Drug Diversion Investigators--Under 42 U.S.C. 280g-3(f)(2)(B) a
State PMP ``may, to the extent permitted under State law, notify the
appropriate authorities responsible for carrying out drug diversion
investigations if the State determines that information in the database
maintained by the State under subsection (e) indicates an unlawful
diversion or abuse of a controlled substance.''
The Administrator notes that the language in NASPER clearly
indicates that the provision for PMP to notify law enforcement
officials of potentially criminal violations is voluntary. It is likely
that most States with existing PMPs have established procedures and
thresholds for these types of unsolicited disclosures.
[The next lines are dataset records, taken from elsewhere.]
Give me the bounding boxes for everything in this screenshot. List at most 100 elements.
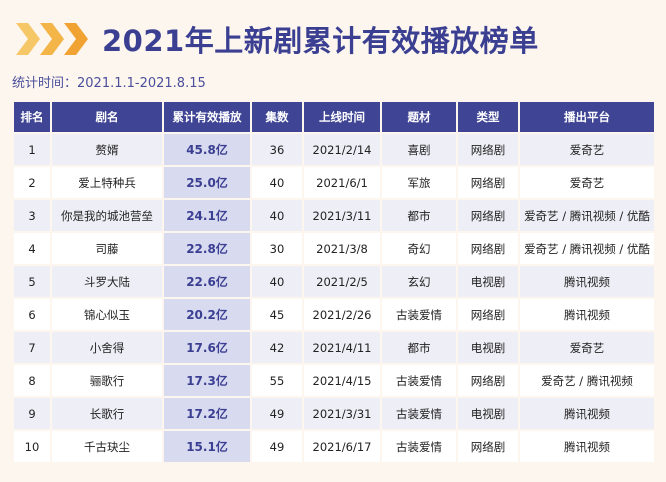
cell-genre: 古装爱情 [382, 299, 456, 330]
cell-episodes: 55 [252, 365, 302, 396]
cell-release-date: 2021/4/15 [304, 365, 380, 396]
cell-rank: 4 [14, 233, 50, 264]
cell-genre: 奇幻 [382, 233, 456, 264]
page-title: 2021年上新剧累计有效播放榜单 [102, 24, 539, 58]
cell-platform: 腾讯视频 [520, 398, 654, 429]
cell-platform: 爱奇艺 [520, 332, 654, 363]
cell-rank: 9 [14, 398, 50, 429]
cell-platform: 爱奇艺 / 腾讯视频 / 优酷 [520, 200, 654, 231]
cell-platform: 腾讯视频 [520, 431, 654, 462]
chevron-decoration-icon [14, 19, 94, 59]
header-plays: 累计有效播放 [164, 102, 250, 132]
cell-title: 赘婿 [52, 134, 162, 165]
page-header: 2021年上新剧累计有效播放榜单 [14, 14, 539, 64]
cell-title: 司藤 [52, 233, 162, 264]
cell-rank: 2 [14, 167, 50, 198]
cell-type: 网络剧 [458, 365, 518, 396]
cell-type: 网络剧 [458, 134, 518, 165]
header-platform: 播出平台 [520, 102, 654, 132]
cell-genre: 军旅 [382, 167, 456, 198]
table-row: 10 千古玦尘 15.1亿 49 2021/6/17 古装爱情 网络剧 腾讯视频 [14, 431, 654, 462]
cell-release-date: 2021/3/31 [304, 398, 380, 429]
table-row: 1 赘婿 45.8亿 36 2021/2/14 喜剧 网络剧 爱奇艺 [14, 134, 654, 165]
ranking-table: 排名 剧名 累计有效播放 集数 上线时间 题材 类型 播出平台 1 赘婿 45.8亿… [12, 100, 656, 464]
cell-type: 网络剧 [458, 200, 518, 231]
cell-genre: 喜剧 [382, 134, 456, 165]
cell-episodes: 36 [252, 134, 302, 165]
cell-plays: 45.8亿 [164, 134, 250, 165]
header-genre: 题材 [382, 102, 456, 132]
cell-rank: 3 [14, 200, 50, 231]
header-type: 类型 [458, 102, 518, 132]
cell-title: 你是我的城池营垒 [52, 200, 162, 231]
header-release-date: 上线时间 [304, 102, 380, 132]
cell-title: 斗罗大陆 [52, 266, 162, 297]
cell-type: 网络剧 [458, 299, 518, 330]
header-title: 剧名 [52, 102, 162, 132]
cell-release-date: 2021/3/11 [304, 200, 380, 231]
cell-type: 电视剧 [458, 266, 518, 297]
cell-plays: 17.3亿 [164, 365, 250, 396]
cell-rank: 1 [14, 134, 50, 165]
cell-episodes: 40 [252, 167, 302, 198]
cell-episodes: 40 [252, 266, 302, 297]
cell-title: 锦心似玉 [52, 299, 162, 330]
cell-type: 网络剧 [458, 167, 518, 198]
cell-release-date: 2021/3/8 [304, 233, 380, 264]
cell-plays: 22.6亿 [164, 266, 250, 297]
cell-episodes: 40 [252, 200, 302, 231]
cell-plays: 25.0亿 [164, 167, 250, 198]
table-row: 5 斗罗大陆 22.6亿 40 2021/2/5 玄幻 电视剧 腾讯视频 [14, 266, 654, 297]
table-row: 3 你是我的城池营垒 24.1亿 40 2021/3/11 都市 网络剧 爱奇艺 / 腾讯视频… [14, 200, 654, 231]
cell-genre: 都市 [382, 200, 456, 231]
header-episodes: 集数 [252, 102, 302, 132]
table-body: 1 赘婿 45.8亿 36 2021/2/14 喜剧 网络剧 爱奇艺 2 爱上特种兵 25.0亿 40… [14, 134, 654, 462]
cell-release-date: 2021/2/26 [304, 299, 380, 330]
cell-episodes: 30 [252, 233, 302, 264]
table-row: 4 司藤 22.8亿 30 2021/3/8 奇幻 网络剧 爱奇艺 / 腾讯视频 / 优酷 [14, 233, 654, 264]
header-rank: 排名 [14, 102, 50, 132]
cell-rank: 5 [14, 266, 50, 297]
cell-plays: 22.8亿 [164, 233, 250, 264]
cell-release-date: 2021/6/17 [304, 431, 380, 462]
cell-plays: 20.2亿 [164, 299, 250, 330]
cell-platform: 爱奇艺 [520, 134, 654, 165]
cell-genre: 古装爱情 [382, 365, 456, 396]
cell-title: 千古玦尘 [52, 431, 162, 462]
table-row: 7 小舍得 17.6亿 42 2021/4/11 都市 电视剧 爱奇艺 [14, 332, 654, 363]
cell-title: 爱上特种兵 [52, 167, 162, 198]
table-row: 6 锦心似玉 20.2亿 45 2021/2/26 古装爱情 网络剧 腾讯视频 [14, 299, 654, 330]
cell-type: 电视剧 [458, 398, 518, 429]
cell-type: 网络剧 [458, 233, 518, 264]
cell-platform: 爱奇艺 / 腾讯视频 / 优酷 [520, 233, 654, 264]
cell-release-date: 2021/2/5 [304, 266, 380, 297]
cell-episodes: 49 [252, 431, 302, 462]
cell-title: 长歌行 [52, 398, 162, 429]
cell-episodes: 42 [252, 332, 302, 363]
cell-episodes: 45 [252, 299, 302, 330]
cell-platform: 腾讯视频 [520, 266, 654, 297]
cell-plays: 17.2亿 [164, 398, 250, 429]
table-row: 9 长歌行 17.2亿 49 2021/3/31 古装爱情 电视剧 腾讯视频 [14, 398, 654, 429]
cell-rank: 8 [14, 365, 50, 396]
cell-genre: 古装爱情 [382, 431, 456, 462]
cell-genre: 都市 [382, 332, 456, 363]
cell-plays: 15.1亿 [164, 431, 250, 462]
cell-title: 小舍得 [52, 332, 162, 363]
cell-episodes: 49 [252, 398, 302, 429]
cell-title: 骊歌行 [52, 365, 162, 396]
cell-release-date: 2021/2/14 [304, 134, 380, 165]
table-row: 8 骊歌行 17.3亿 55 2021/4/15 古装爱情 网络剧 爱奇艺 / 腾讯视频 [14, 365, 654, 396]
cell-plays: 17.6亿 [164, 332, 250, 363]
cell-release-date: 2021/4/11 [304, 332, 380, 363]
cell-plays: 24.1亿 [164, 200, 250, 231]
cell-platform: 腾讯视频 [520, 299, 654, 330]
cell-type: 电视剧 [458, 332, 518, 363]
cell-genre: 古装爱情 [382, 398, 456, 429]
stat-period: 统计时间：2021.1.1-2021.8.15 [12, 76, 206, 91]
cell-rank: 10 [14, 431, 50, 462]
cell-release-date: 2021/6/1 [304, 167, 380, 198]
cell-rank: 7 [14, 332, 50, 363]
cell-rank: 6 [14, 299, 50, 330]
cell-platform: 爱奇艺 / 腾讯视频 [520, 365, 654, 396]
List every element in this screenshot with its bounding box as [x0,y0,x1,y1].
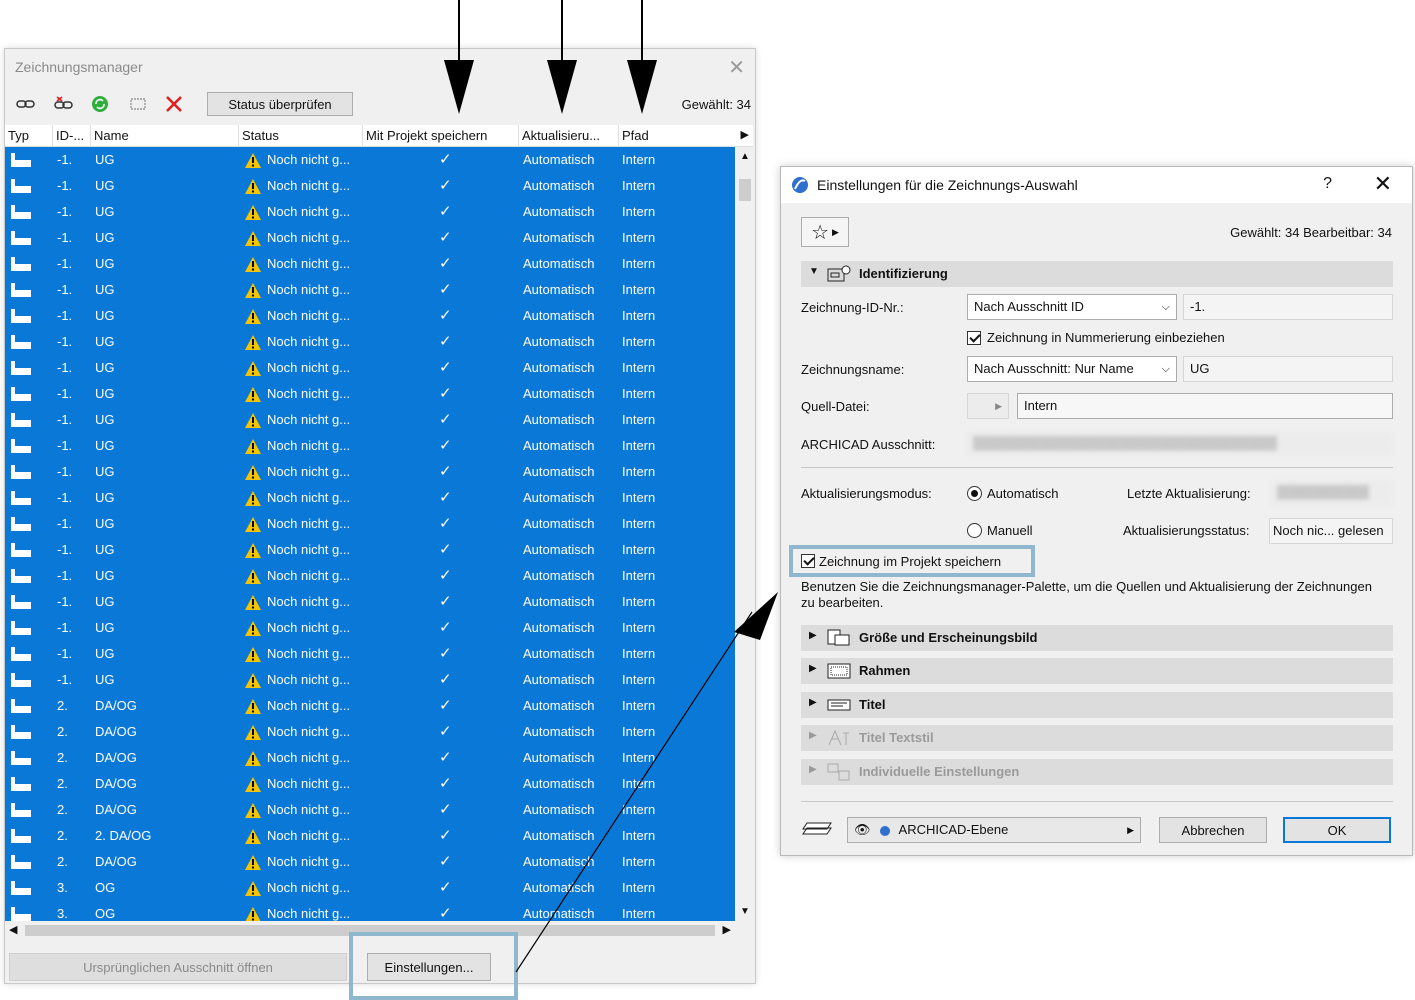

The
Administrator understands that minimum required thresholds and
procedures would be quantitatively and qualitatively different from
those proposed for practitioners and dispensers, above. At this time,
the Administrator is not proposing minimum requirements for unsolicited
disclosures to drug diversion investigators; however, the Administrator
invites comment on this issue.
Eric B. Broderick,
Acting Administrator, Assistant Surgeon General, Substance Abuse and
Mental Health Services Administration.